All we know about her is that her first name was Claire and she was a sex-trade worker in Halifax in the 1960s. She fascinated me after I came across her self-published memoir White Boots: Sex For Sale Trade in Halifax. (You can find it in the non-circulating collection at Halifax Central Library).

The 67-page memoir is an honest self-portrayal, coupled with a number of human-interest yarns and intriguing accounts of the team she worked with and the men who patronized them. She describes the people she worked with as loving, lonesome, and generous women.

She also discloses that when one woman became pregnant and didn’t want to have an abortion, her friends at the brothel raised money to help her keep her child, even providing a place for her stay.

She never divulged the exact location of the brothel where she worked, but the description puts it on or near Gottingen Street. She says a successful sex-trade worker in those days could make “thousands of dollars a year.”

She recalls that her madam, like most of her counterparts, imposed strict rules, such as fining anyone who was late for work. They were also told which taxi companies to hire, which restaurants to patronize, and even where to shop, which hints at owners’ common business interests. And, if a woman broke any of the rules, she’d often be sent home and have a hard time being “reinstated.”

Claire did focus a lot of attention on the type of women who shared the same role. There was Sandy from Windsor, Sarah from the Valley. and Karen from Yarmouth. Also, especially mentioned was Jeanette from Montreal, whose favourite haunt was the Derby Tavern.

Most of employees at the brothel where Claire worked were country girls, but there were also housewives who wanted “to earn a little extra money” and even women with professional day jobs.

Also noteworthy in the book are descriptions of the men who visited her establishment. Not to be forgotten: Leroy, a fisherman from Yarmouth. It seems he came to Halifax on an Acadian Lines bus and always arrived with gifts like lobsters and pickled herring, which the women enjoyed.

Another client, an older gentleman, actually turned up one day with a $14.95 nightgown from Woolco that he planned to give his wife. Anxious to make sure it would fit, a helpful worker tried it on.

Even the kinkier stories seem sedate by today’s standards: the man who enjoyed wearing women’s underwear, another fellow who liked to have his body smeared in strong-smelling perfumed lotion. (The women worried his wife couldn’t help but become suspicious when he came home smelling like a rosebud.)

Seafarers who arrived on ships from all over the world were frequent customers. Russian and Chinese sailors weren’t popular because they didn’t have much spending money; well-paid Japanese sailors (who preferred blondes and small-framed women) were favourites.

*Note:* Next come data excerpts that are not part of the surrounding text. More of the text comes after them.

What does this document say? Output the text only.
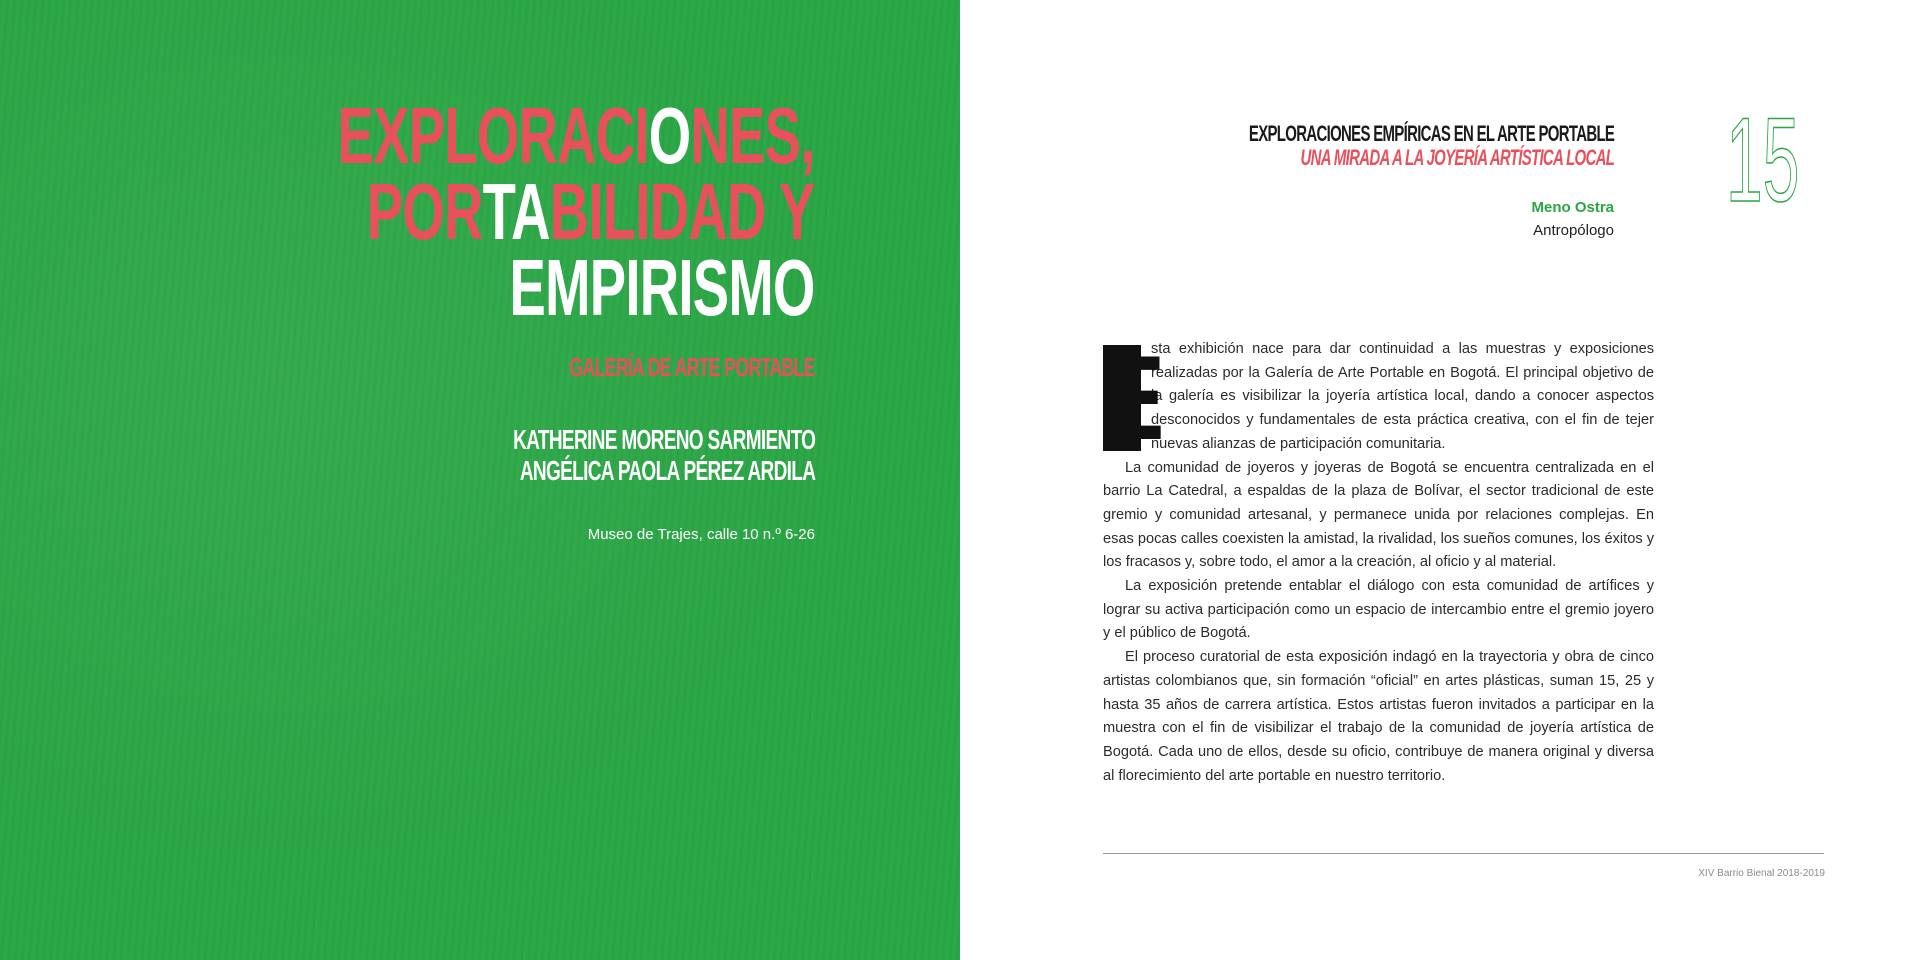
EXPLORACIONES,
PORTABILIDAD Y
EMPIRISMO
GALERÍA DE ARTE PORTABLE
KATHERINE MORENO SARMIENTO
ANGÉLICA PAOLA PÉREZ ARDILA
Museo de Trajes, calle 10 n.º 6-26
EXPLORACIONES EMPÍRICAS EN EL ARTE PORTABLE
UNA MIRADA A LA JOYERÍA ARTÍSTICA LOCAL
Meno Ostra
Antropólogo
15

E
sta exhibición nace para dar continuidad a las muestras y exposiciones realizadas por la Galería de Arte Portable en Bogotá. El principal objetivo de la galería es visibilizar la joyería artística local, dando a conocer aspectos desconocidos y fundamentales de esta práctica creativa, con el fin de tejer nuevas alianzas de participación comunitaria.

La comunidad de joyeros y joyeras de Bogotá se encuentra centralizada en el barrio La Catedral, a espaldas de la plaza de Bolívar, el sector tradicional de este gremio y comunidad artesanal, y permanece unida por relaciones complejas. En esas pocas calles coexisten la amistad, la rivalidad, los sueños comunes, los éxitos y los fracasos y, sobre todo, el amor a la creación, al oficio y al material.

La exposición pretende entablar el diálogo con esta comunidad de artífices y lograr su activa participación como un espacio de intercambio entre el gremio joyero y el público de Bogotá.

El proceso curatorial de esta exposición indagó en la trayectoria y obra de cinco artistas colombianos que, sin formación “oficial” en artes plásticas, suman 15, 25 y hasta 35 años de carrera artística. Estos artistas fueron invitados a participar en la muestra con el fin de visibilizar el trabajo de la comunidad de joyería artística de Bogotá. Cada uno de ellos, desde su oficio, contribuye de manera original y diversa al florecimiento del arte portable en nuestro territorio.

XIV Barrio Bienal 2018-2019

Claire took a dimmer view of the women who worked on the street and the pimps who controlled them, forcing them to work long hours and plying them with drugs and alcohol. (Although she did express admiration for an attractive woman who patrolled the area in front of the Government House on Barrington Street.)

According to her, the woman in question was sensitive to the bad PR her presence would create when the lieutenant-governor had high-profile guests. When dignitaries were in town, she’d discreetly move down the road.

Near the end of the book, the author speaks briefly of Ada McCallum, one of Halifax’s most renowned madams. Ada received full marks: “Her employees are well kept, her clients are not robbed and she herself is a most charming person!”

At the end Claire makes a forward-looking foray into public policy, calling for the lottery commission to take charge of legalized prostitution: “Think of the tax dollars to be gained by having a tax or a cover charge on all sex sales.”